Despite many of its apartments sitting empty most of the year—including an entire beachfront tower—the Gold Coast has emerged as ground zero for Australia’s housing supply crisis.
Unlocking the city’s under-utilised residences with a “vacancy tax” in a bid to bolster its record low rental stocks is one plan on the table.
But it will by no means be enough.
Unprecedented growth in its population and a huge number of returning overseas students means thousands of new homes need to be built.
However, with an ongoing construction crisis as well as the fallout from rising inflation and interest rates, there is no quick fix for the glitter strip or anywhere else.
“The Gold Coast is a little bit on steroids in relation to the supply crunch, particularly in the rental market,” Real Estate Institute of Australia president Hayden Groves said at an industry roundtable this week in Surfers Paradise.
He said throughout the pandemic, Queensland had a huge influx of people, with almost 85,000 interstate migrants—many of them attracted to livable coastal hubs like the Gold Coast.
“Of course, with this has come many housing challenges for both renters, home buyers and homelessness.”
The city’s vacancy rates plunged from 3.5 per cent pre-pandemic to a record low of under 1 per cent. As a result, in the past year alone its rents have jumped as much as 50 per cent in some areas.

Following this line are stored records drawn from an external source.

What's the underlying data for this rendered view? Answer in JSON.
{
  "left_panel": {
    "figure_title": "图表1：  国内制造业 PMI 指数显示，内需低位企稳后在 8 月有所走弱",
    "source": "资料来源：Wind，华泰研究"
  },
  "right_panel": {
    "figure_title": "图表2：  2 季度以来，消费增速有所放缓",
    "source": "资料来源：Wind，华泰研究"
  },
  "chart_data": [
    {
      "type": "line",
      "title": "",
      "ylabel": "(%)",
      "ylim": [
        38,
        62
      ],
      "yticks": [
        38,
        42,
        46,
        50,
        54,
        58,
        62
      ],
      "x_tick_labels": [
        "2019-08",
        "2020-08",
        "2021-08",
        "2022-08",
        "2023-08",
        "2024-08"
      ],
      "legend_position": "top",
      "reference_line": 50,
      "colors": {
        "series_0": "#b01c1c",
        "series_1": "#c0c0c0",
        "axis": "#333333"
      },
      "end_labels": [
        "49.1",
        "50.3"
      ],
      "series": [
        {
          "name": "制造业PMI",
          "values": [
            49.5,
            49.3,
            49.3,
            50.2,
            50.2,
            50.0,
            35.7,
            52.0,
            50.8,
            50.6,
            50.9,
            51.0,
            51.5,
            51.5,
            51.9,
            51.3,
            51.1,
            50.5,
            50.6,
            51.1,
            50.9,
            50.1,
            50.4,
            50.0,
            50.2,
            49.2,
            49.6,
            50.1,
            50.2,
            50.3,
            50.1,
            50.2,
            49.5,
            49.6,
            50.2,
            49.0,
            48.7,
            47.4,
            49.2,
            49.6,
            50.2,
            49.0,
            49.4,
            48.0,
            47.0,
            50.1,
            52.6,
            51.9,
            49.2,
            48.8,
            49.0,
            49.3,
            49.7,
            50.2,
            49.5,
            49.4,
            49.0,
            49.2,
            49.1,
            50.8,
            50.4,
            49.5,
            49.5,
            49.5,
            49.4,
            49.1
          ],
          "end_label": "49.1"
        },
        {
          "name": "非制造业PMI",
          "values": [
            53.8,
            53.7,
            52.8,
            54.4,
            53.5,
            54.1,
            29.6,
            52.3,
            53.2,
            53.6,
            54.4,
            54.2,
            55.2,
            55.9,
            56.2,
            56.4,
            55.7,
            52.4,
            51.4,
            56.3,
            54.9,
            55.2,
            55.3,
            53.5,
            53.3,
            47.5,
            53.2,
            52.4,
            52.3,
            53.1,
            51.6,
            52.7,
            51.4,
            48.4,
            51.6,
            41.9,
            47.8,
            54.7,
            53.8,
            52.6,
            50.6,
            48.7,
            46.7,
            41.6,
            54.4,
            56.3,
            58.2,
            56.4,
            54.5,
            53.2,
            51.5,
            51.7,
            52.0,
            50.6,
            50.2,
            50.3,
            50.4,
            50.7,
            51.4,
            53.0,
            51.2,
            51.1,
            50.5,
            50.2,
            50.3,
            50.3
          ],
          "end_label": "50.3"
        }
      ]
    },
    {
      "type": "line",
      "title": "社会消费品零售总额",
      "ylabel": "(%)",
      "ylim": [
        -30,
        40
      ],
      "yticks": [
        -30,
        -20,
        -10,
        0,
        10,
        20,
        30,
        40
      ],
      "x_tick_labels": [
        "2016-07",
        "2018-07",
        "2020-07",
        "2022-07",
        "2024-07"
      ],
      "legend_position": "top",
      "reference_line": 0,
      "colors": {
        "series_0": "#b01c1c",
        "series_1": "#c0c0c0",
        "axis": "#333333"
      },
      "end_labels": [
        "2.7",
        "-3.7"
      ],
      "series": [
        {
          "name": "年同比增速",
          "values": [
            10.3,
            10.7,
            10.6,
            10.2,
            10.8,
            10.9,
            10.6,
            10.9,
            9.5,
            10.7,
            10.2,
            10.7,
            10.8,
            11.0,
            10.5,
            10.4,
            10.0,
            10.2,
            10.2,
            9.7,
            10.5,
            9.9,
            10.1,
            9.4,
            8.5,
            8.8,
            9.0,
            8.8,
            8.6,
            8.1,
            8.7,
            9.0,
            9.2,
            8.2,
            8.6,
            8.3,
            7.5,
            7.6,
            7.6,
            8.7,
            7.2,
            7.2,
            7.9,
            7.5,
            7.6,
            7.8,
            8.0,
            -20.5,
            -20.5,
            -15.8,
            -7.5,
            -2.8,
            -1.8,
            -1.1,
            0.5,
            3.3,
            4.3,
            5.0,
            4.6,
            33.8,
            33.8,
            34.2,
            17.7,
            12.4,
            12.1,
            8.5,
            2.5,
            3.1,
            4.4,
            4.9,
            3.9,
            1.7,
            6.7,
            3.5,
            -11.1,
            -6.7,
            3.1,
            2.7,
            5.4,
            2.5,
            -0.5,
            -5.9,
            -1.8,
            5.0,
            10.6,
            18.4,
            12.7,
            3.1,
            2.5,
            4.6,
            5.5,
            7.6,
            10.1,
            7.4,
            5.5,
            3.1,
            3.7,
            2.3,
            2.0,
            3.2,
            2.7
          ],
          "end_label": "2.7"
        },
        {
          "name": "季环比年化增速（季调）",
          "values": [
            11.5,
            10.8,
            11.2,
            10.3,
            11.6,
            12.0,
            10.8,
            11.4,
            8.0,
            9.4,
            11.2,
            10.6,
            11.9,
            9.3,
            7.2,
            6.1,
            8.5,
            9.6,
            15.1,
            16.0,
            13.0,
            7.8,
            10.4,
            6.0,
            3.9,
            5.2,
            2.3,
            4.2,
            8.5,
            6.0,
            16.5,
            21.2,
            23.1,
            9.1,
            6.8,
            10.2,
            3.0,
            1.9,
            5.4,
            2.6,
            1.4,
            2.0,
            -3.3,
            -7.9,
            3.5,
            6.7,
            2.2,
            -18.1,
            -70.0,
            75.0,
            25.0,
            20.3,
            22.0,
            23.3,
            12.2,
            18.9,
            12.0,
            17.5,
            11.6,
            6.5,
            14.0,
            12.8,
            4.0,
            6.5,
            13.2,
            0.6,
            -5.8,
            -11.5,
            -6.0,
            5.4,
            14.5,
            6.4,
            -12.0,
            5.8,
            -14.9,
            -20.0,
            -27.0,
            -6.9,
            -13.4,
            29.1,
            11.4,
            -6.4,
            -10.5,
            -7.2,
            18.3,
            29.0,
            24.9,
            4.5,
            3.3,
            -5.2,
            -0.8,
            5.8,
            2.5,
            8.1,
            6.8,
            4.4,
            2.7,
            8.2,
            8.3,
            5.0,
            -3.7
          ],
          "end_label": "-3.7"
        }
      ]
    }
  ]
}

“The Gold Coast is a microcosm example of what is going on around the rest of Australia … it’s an intensified market,” Groves said. “And there’s going to be more people wanting to come to southeast Queensland because of the weather and the lifestyle opportunities that it affords. But housing affordability is going to put some constraint on that.”
He said with a median house price of around $1 million on the Gold Coast “it’s no longer affordable for everybody”.
“I think the Gold Coast will be an interesting study to see how it progresses in the next five years based on various housing policy settings that might be implemented to try and bring more supply into the market.”
But he warned: “ There is no immediate solution to the supply issue”.
Ray White chief economist Nerida Conisbee—who on Linkedin after the roundtable described the Gold Coast as “in many respects, ground zero of the challenges now being faced ”—agreed.
“It’s going to take many years for the housing crisis to be resolved,” she said. “We do have a construction crisis and building approvals are falling … [but] the Gold Coast needs more housing.
“So we need to work out ways to build more homes, we need to try and incentivise investors, particularly mum and dad investors, we also need to look at other long-term solutions such as build-to-rent.”
Groves said another significant challenge compounding the Gold Coast’s housing supply woes is that the city has more short-term accommodation than anywhere else in Australia—with 5400 properties advertised on Airbnb, or other short-stay accommodation websites, as opposed to only 1700 properties in its long-term rental pool.
At the roundtable, imposing taxes and levies on short-term accommodation property owners as well as investors with homes that are not rented out and sit vacant for most of the year were flagged as possible solutions.
Gold Coast mayor Tom Tate cited an entire high-rise sitting empty in the triple tower Jewel development at Surfers Paradise as a example of the level of dormant accommodation that a “vacancy tax” could potentially unlock.
But Groves said such “punitive measures” were not the answer.
“Just like we’re seeing with some of the residential tenancy laws around this nation, that is tipping the scales too far in balance for tenants and away from property owners. And as a result, we’re seeing property owners no longer invest in the same numbers as they were in providing houses for Australians.”
Groves said the Gold Coast’s other challenge was its geographical constraint in terms of urban sprawl.
“It’s very difficult to to expand it and so it’s going to need more density.”
But he said, more broadly, unlocking under-utilised land and incentivising developers to develop that land would be key to more housing supply going forward.
“That can start from a federally funded land audit of all state government and local government owned properties, where there’s excess land that has been under-utilised. There’s a lot of it in our cities.
“And they could have 99-year leases, leasehold stratas that they can build on incorporating social housing and affordable rental accommodation.
“Because if a developer can’t get the numbers to stack up in terms of the feasibility, if they have to pay X dollars for the land, it’s just not going to get out of the ground.
“And that’s what we’re seeing now. There’s so many projects on hold and this pent up supply demand in the market. Notwithstanding, the challenge around finding the right tier builder that is actually going to deliver the product and isn’t currently working on a government project.”
Veteran Gold Coast real estate agent and REIA Queensland spokesperson Andrew Bell said the opportunity for developers was “a no-brainer … if they could find the land to build affordable housing”.
“There’s such demand for the lower end. That’s what’s needed right now.
“More areas need to be released for affordable housing and that will require some zoning changing, so all three levels of government—local, state and national—need to be working in close unison to deliver these outcomes.”
Meanwhile, he said measures such as rental freezes were counterproductive.
“It will only drive investors away, so it will shrink the [rental] pool instead of increasing it. We need to get the balance right.
“But I certainly know what’s happening in the real estate market and we’re not going to get a solution to any of this in the next five years … it’s going to get worse before it gets better.”